Professors’ Ideas for Making the Most of Teaching Online

May 5, 2020 @ 9:19 pm
By Communications Office

Left to right: Adjunct lecturers Maria Astudillo and Martin Englisher; full-time lecturer Amy Kapadia-Little; and Assistant Professor Samantha Winter.

With the rapid transition to the virtual university that took place in March, a number of Columbia’s School of Social Work instructors suddenly found themselves immersed within an entirely new teaching environment. They were supported by the School’s IT department and could also take advantage of trainings with our Online Campus team. But it was still a big change. How well did they cope with the adjustment?

We asked four faculty members to share their experiences of the unexpected transition to the online space:

  • Maria Astudillo (bio), teaching a course on stigma and mental health.
  • Martin Englisher (bio), teaching a course on managing NGOs.
  • Amy Kapadia-Little (bio), teaching two minicourses: one in psychoeducation and the other in stigma and mental health.
  • Samantha Winter (bio), teaching Human Behavior in the Social Environment for 16-month students.

Following are their responses, which have been edited.

When you suddenly transitioned to teaching your classes online in March, did anything about the new medium surprise you?

Maria Astudillo: It was my first time teaching online but I knew how to use Zoom and could open up the meeting. What I realized after a few weeks is that I can still connect with my students and have a thoughtful and interesting dialogue.

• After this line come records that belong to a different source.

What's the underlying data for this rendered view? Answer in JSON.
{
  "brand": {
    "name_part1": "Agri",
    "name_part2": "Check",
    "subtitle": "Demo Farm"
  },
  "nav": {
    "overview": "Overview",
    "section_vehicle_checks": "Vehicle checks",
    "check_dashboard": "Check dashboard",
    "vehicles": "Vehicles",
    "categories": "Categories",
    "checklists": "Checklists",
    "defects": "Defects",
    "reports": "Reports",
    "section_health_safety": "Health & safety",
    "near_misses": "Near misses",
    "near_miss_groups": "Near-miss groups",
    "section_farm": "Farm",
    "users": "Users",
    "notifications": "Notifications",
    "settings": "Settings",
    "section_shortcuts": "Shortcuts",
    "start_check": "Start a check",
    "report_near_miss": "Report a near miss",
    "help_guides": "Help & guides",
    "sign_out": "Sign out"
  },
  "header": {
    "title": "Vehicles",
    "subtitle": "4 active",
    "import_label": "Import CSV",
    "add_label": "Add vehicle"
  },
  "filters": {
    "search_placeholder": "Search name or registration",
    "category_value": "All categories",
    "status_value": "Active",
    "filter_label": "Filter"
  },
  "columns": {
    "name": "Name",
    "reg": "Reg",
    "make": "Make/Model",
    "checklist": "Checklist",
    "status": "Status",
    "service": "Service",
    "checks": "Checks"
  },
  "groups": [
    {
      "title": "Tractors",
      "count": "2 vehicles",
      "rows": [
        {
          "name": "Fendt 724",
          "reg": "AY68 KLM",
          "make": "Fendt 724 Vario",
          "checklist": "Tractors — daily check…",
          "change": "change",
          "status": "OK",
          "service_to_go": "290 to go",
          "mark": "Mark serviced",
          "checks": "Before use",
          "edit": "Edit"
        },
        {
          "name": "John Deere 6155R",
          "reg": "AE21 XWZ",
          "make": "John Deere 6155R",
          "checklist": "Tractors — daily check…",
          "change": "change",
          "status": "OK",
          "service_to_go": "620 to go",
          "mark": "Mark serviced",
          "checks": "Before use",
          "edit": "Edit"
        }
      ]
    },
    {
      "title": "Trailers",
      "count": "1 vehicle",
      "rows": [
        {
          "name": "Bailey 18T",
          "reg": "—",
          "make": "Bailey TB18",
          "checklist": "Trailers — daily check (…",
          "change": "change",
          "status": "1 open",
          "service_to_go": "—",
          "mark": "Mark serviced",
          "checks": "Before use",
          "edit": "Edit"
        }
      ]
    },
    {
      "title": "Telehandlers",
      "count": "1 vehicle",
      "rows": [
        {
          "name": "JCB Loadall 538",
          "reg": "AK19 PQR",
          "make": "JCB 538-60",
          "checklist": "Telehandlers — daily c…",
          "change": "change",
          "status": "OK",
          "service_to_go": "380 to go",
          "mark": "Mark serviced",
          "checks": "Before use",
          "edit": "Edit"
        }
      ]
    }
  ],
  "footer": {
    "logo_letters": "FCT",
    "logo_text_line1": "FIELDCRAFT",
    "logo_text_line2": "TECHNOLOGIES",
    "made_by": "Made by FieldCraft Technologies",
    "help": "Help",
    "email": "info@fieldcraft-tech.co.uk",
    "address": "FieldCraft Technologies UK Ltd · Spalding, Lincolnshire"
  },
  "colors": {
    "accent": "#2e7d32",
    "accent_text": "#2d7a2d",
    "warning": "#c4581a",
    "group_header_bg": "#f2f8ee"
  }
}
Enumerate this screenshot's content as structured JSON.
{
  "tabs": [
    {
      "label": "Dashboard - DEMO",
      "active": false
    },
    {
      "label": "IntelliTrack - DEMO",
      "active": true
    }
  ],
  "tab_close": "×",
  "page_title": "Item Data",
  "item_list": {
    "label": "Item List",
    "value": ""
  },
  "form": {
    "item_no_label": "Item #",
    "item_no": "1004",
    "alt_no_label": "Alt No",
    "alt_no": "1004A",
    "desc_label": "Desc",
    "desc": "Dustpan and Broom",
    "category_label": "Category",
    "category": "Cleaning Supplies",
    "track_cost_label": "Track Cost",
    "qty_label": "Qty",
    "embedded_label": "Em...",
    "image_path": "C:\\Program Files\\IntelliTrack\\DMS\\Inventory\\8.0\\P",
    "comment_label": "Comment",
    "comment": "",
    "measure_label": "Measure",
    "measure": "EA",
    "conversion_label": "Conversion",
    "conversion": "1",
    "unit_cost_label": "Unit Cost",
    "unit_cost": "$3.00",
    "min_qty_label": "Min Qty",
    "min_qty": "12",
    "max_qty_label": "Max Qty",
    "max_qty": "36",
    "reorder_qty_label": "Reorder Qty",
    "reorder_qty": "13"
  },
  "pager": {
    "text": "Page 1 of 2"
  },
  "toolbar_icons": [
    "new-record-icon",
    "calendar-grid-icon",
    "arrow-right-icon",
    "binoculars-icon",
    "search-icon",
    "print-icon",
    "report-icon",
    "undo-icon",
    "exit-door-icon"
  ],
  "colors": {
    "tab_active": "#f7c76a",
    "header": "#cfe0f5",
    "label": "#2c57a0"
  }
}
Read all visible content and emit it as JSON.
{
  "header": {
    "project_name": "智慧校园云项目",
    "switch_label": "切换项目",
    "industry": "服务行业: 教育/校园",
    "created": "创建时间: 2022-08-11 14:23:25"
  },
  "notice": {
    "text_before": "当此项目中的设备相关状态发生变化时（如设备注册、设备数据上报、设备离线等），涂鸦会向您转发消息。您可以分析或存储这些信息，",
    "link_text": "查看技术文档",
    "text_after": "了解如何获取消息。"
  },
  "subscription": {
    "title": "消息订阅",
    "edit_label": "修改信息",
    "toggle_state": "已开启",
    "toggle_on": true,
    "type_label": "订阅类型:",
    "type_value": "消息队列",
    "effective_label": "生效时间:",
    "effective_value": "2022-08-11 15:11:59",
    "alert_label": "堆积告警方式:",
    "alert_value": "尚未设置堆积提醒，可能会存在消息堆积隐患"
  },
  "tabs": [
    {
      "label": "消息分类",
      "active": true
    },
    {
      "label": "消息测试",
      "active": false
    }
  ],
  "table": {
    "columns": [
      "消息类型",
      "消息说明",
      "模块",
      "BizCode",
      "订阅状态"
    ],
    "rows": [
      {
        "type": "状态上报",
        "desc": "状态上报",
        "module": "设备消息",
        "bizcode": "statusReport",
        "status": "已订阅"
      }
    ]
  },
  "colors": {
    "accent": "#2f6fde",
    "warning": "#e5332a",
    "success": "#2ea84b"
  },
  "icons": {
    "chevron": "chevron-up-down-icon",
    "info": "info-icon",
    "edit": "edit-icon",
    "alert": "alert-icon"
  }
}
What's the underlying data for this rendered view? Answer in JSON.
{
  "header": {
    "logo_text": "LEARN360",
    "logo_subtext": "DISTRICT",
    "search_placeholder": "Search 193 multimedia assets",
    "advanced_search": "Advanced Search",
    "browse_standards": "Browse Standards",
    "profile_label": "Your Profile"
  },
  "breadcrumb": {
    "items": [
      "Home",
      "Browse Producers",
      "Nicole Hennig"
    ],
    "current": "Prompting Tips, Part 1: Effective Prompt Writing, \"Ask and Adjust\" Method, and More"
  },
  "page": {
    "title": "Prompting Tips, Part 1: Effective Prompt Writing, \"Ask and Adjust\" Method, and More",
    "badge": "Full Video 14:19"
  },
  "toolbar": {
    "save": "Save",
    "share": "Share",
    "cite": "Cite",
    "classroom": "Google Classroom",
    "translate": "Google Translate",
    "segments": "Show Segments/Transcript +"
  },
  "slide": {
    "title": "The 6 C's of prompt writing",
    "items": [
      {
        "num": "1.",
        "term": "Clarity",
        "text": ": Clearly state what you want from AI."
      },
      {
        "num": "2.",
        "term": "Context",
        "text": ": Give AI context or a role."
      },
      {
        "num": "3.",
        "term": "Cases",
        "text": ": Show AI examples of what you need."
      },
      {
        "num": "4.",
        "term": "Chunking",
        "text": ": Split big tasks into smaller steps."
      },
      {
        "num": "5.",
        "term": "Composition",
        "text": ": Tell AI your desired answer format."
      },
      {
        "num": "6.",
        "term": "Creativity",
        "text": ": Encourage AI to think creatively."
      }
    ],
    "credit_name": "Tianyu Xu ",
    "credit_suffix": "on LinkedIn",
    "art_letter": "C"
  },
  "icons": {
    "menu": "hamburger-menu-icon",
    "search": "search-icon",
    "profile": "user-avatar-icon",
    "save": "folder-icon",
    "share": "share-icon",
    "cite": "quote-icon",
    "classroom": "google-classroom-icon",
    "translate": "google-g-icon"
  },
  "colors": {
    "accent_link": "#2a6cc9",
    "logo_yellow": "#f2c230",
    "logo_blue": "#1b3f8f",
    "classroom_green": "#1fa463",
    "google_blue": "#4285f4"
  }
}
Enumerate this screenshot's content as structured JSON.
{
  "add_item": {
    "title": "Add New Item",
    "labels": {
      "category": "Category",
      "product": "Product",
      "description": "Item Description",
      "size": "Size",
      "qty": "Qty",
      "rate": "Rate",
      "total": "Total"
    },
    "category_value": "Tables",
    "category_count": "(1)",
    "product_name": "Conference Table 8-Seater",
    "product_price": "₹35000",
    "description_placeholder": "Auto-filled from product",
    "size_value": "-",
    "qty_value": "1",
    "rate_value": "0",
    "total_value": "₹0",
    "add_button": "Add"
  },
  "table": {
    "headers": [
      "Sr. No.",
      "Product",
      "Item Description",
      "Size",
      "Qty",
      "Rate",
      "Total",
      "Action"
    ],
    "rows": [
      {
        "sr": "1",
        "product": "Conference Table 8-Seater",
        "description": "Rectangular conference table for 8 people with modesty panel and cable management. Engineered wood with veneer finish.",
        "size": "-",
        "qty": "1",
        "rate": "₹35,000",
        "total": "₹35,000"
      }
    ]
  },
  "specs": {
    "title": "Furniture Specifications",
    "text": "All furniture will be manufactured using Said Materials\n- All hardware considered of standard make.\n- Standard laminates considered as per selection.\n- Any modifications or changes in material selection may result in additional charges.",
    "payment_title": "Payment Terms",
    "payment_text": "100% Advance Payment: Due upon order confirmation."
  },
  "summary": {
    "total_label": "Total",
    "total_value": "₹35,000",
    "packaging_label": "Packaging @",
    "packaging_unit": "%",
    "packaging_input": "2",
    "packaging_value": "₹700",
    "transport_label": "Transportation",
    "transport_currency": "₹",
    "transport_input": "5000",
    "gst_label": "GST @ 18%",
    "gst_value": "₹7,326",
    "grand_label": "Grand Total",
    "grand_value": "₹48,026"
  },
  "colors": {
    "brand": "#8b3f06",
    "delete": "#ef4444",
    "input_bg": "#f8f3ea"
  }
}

Martin Englisher: I had previously taught a hybrid class using Zoom for two students who were joining a residential class of 18, so there were no big surprises.

Amy Kapadia-Little: I’d never taught online prior to this transition. Luckily for me, however, I’d participated in the Institute on Pedagogy and Technology for Online Courses offered by CSSW’s Online Campus. Without this training I would have been very anxious about my ability to transition so quickly. The technology can be daunting, and it’s not obvious right away how to engage students through an online platform. The Pedagogy Institute training saved me. It gave me confidence that I can, in fact, teach online, and prepared me with technological guidance and pedagogical tools.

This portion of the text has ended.